The Student Prince. A large male chorus swings steins in the air and opens the college drinking chant. The prince in disguise falls in love with a waitress. Excellent voices, elaborate scenery, a seasoning humor and easily audible music are comfortably combined.

The Little Clay Cart. That curious little back alley theatre, the Neighborhood Playhouse, pushed its memorable Grand Street Follies out of the way to do a Hindu play. A Hindu play sounds formidable, clogged with dead bodies floating down the Ganges and that sort of thing. As a matter of fact, most of the CART is comic. There are courtesans and kings, several scenes, no dramatic pyramiding as we know it. Rare colorings and scents of strange philosophies mingle swiftly with the laughter. Altogether a shrewd and sensitive experiment.

Princess April. One small and exceptionally amusing young lady, Dorothy Appleby by name; one prima donna of established repute, Tessa Kosta; one chorus that could dance; two or three tunes designed for repetition; and an exceptionally futile book. This is the sum of Princess April. So leaden a liability is this same book, so halting the hilarity, that the production is of doubtful destiny.

Lady, Be Good. When two or three people such as Fred and Adele Astaire and Walter Catlett are gathered together in the name of entertainment, the entertainment must be worthy of the name. Lady, Be Good is very good INDEED. Assisting the leaders is Cliff Edwards, who makes the simple ukelele an instrument of violent versatility, an agile and pictorial chorus, brilliant settings by Normal Bel-Geddes and music by George Gershwin. And, as if this weren't enough, the producers broke nearly all precedent and bought a large stock of new and most amusing jokes. "You're so beautiful," says Mr. Catlett to a certain lady, "that there have been complaints about you."

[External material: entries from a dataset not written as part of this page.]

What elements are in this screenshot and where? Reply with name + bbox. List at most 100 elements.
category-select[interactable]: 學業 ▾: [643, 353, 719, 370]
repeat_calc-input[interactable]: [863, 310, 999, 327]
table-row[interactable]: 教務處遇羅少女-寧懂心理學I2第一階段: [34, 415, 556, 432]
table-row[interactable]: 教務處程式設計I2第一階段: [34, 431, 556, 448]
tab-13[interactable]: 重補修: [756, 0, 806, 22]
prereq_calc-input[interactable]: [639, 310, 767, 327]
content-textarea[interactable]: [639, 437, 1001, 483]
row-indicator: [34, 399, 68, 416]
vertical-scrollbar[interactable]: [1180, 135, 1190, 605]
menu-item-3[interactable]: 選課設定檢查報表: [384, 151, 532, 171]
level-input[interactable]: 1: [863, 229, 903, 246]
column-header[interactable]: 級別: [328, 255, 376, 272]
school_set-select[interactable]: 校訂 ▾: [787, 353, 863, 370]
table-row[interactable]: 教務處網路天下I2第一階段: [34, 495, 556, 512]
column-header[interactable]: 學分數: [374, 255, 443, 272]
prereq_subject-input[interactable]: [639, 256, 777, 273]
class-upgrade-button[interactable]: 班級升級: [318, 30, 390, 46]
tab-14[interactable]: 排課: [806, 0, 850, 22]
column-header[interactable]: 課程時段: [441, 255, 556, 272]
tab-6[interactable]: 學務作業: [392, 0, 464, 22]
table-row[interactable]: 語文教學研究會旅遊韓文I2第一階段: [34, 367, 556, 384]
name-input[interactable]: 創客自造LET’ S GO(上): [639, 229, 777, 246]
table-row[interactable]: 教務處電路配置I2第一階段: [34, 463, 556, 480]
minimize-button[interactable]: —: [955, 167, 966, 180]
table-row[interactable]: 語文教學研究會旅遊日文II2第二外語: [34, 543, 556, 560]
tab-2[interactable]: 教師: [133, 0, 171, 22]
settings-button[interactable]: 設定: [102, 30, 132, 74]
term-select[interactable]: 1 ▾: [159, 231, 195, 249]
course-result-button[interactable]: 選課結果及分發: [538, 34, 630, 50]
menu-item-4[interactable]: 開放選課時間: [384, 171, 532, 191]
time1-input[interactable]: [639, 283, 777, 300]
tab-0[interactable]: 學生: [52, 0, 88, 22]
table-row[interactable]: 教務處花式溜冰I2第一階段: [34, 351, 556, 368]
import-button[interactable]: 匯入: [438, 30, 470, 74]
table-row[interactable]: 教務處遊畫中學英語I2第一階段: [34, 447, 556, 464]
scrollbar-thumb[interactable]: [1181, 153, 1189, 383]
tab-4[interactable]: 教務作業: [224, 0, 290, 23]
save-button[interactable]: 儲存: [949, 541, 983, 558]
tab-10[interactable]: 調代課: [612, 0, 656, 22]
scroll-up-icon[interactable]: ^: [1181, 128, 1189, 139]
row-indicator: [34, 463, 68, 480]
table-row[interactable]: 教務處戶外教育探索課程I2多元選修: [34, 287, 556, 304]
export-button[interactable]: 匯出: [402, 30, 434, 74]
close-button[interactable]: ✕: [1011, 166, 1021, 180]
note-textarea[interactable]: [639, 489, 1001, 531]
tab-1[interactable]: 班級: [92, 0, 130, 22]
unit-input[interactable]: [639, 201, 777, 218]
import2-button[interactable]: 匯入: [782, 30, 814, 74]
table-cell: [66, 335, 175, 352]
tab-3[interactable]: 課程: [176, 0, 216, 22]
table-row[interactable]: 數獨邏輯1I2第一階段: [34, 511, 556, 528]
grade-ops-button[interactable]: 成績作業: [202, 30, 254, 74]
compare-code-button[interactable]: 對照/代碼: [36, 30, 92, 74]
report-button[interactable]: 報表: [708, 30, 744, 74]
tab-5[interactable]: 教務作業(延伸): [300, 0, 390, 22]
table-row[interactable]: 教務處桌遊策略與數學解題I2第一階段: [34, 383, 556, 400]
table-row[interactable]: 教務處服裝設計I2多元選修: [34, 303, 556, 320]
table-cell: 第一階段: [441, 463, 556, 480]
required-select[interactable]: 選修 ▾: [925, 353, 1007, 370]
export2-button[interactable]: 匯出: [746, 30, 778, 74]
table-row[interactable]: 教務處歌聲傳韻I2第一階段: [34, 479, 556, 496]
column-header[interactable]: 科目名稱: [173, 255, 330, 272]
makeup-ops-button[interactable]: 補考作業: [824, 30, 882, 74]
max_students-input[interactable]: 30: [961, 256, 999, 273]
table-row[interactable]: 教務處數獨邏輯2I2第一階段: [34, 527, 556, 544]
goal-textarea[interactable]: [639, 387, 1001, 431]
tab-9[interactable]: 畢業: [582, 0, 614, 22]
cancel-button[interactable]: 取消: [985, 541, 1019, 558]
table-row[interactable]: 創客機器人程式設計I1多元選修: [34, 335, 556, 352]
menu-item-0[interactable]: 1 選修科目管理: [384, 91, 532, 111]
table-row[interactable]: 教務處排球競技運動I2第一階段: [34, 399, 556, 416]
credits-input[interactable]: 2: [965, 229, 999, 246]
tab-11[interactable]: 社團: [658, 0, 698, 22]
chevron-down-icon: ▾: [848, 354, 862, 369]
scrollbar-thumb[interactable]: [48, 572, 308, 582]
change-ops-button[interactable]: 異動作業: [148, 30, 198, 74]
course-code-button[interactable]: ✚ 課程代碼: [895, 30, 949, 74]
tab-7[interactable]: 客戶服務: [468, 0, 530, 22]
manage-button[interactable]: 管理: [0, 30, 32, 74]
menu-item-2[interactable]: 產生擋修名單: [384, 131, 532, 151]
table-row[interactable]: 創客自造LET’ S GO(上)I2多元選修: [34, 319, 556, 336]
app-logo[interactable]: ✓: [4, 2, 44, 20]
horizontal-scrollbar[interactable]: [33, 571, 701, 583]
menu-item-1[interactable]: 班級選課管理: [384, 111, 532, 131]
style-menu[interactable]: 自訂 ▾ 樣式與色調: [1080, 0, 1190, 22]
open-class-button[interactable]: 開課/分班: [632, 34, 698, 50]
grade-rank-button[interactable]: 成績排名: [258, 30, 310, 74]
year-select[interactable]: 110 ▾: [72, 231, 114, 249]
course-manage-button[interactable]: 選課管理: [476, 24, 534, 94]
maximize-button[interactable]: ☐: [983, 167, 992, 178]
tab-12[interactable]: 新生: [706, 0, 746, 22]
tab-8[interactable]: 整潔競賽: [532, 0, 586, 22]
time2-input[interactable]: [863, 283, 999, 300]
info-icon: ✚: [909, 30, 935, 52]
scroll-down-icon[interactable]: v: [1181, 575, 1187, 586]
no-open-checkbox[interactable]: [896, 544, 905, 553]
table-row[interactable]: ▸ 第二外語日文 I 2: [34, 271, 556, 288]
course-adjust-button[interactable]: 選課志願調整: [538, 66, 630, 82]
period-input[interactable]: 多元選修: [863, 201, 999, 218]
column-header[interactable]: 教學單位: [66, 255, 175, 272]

The Man in Evening Clothes. When a good idea falls to pieces like a human character suddenly crumbling, the spectacle is decidedly distressing. Such was the fate of a good idea in Henry Miller's production. In the first act, the bailiff gave the impecunious count only one suit from all his belongings. He chose his evening clothes and set out to find his fate. Of all the amusing whirligigs of drama that might have come tumbling out of this conception, few were employed.